PARTE 1: El preludio de la tormenta dominical

El domingo en el barrio no amanece con el sol.

El domingo amanece con el sonido del camión de la basura y el olor a sofrito que empieza a filtrarse por los patios interiores.

Lucía se despertó con una presión en el pecho que no era acidez, aunque se le parecía mucho.

Era la certeza de que, antes de las dos de la tarde, su salón dejaría de ser suyo.

Se quedó mirando el gotelé del techo, contando las pequeñas protuberancias como si fueran estrellas en un firmamento de yeso y desidia.

A su lado, David roncaba con la paz de quien no tiene una madre que analiza el nivel de polvo sobre el rodapié.

—David —susurró ella, dándole un codazo que habría tumbado a un defensa central.

—¿Mmm? ¿Ya ha pasado algo? —balbuceó él, sin abrir los ojos.

—Todavía no, pero va a pasar.

—Son las diez, Lucía. Deja que el mundo gire un poco más.

—Tu madre me envió un WhatsApp anoche a las doce y media.

David se incorporó lentamente, pasándose la mano por la cara, despeinado y confuso.

—¿Y qué decía? —preguntó con el miedo reflejado en las pupilas.

—”Mañana os llevo una cosita.
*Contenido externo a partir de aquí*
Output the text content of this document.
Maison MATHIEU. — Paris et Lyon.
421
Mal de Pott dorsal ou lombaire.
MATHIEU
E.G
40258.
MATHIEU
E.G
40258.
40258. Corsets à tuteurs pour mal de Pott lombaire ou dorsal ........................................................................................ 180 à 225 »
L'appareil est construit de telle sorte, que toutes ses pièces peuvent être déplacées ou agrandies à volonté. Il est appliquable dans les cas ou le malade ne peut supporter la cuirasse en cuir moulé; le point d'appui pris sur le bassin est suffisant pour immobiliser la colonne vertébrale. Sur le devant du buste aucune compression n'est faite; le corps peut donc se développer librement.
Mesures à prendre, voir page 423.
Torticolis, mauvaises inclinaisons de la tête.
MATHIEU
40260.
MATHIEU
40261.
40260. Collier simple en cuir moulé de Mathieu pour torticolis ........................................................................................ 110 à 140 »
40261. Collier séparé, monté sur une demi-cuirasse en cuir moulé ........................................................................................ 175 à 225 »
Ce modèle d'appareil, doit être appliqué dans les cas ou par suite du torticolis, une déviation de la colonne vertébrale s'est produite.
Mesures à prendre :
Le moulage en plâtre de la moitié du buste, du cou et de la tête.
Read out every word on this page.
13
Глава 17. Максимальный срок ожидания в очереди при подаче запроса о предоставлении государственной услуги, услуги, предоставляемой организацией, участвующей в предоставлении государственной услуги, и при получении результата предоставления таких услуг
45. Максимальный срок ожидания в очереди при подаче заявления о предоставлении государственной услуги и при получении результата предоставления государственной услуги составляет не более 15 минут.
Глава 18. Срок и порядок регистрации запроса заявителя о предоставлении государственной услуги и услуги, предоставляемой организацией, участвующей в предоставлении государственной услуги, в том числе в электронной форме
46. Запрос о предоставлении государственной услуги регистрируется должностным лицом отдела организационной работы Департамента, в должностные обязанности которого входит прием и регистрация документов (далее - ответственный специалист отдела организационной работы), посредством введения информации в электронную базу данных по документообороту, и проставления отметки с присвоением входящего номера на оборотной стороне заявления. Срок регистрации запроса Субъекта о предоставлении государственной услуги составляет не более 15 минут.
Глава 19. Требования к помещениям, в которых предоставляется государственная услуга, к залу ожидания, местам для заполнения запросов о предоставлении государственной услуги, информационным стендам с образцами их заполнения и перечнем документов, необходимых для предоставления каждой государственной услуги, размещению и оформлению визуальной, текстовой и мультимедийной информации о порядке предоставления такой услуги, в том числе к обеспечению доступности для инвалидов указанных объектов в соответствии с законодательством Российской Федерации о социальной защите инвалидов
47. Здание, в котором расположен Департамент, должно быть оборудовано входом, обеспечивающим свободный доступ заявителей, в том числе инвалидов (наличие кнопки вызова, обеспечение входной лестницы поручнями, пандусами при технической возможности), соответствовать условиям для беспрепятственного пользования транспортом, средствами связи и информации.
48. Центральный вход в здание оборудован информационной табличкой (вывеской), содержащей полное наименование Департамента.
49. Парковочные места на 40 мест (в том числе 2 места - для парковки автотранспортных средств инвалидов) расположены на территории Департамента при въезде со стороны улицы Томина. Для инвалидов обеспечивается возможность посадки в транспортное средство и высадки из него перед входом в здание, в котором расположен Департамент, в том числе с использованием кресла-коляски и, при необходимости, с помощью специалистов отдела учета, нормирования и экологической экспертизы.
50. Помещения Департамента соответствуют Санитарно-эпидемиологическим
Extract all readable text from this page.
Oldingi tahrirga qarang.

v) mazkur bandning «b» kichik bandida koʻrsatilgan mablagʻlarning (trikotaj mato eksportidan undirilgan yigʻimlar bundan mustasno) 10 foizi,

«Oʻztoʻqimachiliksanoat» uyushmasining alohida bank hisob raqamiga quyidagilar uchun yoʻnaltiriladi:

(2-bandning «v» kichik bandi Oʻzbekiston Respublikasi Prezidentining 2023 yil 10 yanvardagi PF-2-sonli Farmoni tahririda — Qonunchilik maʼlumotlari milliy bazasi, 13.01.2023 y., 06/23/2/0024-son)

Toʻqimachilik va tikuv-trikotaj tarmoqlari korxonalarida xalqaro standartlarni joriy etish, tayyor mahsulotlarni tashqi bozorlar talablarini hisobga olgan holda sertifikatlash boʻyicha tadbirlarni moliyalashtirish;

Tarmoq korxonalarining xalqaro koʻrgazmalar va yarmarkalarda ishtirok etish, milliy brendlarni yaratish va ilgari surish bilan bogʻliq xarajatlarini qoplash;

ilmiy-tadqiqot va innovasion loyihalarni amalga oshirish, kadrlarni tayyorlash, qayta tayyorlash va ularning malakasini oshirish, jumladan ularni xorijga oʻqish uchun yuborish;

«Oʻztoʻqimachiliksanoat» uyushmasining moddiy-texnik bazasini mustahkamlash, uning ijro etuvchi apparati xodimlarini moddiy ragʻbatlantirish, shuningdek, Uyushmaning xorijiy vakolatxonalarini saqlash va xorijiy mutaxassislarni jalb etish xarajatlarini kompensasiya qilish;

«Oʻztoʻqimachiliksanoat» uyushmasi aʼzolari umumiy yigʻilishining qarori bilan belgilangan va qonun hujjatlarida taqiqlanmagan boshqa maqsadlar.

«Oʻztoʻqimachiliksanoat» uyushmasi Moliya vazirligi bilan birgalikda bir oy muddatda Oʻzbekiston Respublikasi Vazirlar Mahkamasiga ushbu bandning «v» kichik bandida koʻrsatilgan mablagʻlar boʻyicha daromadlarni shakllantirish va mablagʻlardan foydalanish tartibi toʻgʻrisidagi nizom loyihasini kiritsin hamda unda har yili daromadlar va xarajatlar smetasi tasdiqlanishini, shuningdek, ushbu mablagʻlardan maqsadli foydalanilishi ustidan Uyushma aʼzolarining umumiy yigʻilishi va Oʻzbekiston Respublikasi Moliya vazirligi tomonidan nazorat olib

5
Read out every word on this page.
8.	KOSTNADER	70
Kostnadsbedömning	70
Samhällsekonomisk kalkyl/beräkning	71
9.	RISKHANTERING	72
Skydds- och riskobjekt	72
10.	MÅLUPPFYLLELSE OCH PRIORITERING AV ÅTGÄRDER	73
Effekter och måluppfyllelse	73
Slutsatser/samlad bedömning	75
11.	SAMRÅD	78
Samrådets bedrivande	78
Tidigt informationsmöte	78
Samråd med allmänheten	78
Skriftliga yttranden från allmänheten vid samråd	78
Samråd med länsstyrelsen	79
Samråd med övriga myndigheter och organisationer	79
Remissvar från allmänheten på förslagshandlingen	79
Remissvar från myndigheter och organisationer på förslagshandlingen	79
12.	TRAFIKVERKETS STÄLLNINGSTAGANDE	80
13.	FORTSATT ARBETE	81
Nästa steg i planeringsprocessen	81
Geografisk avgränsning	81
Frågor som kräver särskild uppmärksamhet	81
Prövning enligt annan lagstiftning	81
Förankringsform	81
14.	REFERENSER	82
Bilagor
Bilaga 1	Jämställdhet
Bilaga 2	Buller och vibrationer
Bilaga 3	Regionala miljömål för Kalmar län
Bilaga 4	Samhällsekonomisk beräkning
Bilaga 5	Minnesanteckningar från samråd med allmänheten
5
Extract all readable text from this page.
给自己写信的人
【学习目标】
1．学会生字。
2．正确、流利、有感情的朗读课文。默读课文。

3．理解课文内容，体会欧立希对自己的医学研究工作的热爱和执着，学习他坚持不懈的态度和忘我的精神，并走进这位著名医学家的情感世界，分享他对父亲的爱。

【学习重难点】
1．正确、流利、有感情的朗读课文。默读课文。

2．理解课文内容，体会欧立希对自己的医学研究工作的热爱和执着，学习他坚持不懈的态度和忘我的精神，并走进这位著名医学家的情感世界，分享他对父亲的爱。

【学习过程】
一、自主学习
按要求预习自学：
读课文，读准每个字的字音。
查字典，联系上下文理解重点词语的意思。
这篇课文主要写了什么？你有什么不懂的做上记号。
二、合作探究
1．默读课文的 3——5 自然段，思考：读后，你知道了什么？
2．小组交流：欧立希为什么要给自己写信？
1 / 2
Nos vemos para el aperitivo”.

Lucía pronunció la palabra “cosita” como si estuviera describiendo un artefacto explosivo de la Guerra Fría.

En el léxico de Encarna, una “cosita” nunca era solo una “cosita”.

Podía ser un juego de sábanas de poliéster que pinchaban solo de mirarlas.

Podía ser una figura de porcelana de un niño llorando con un perro cojo.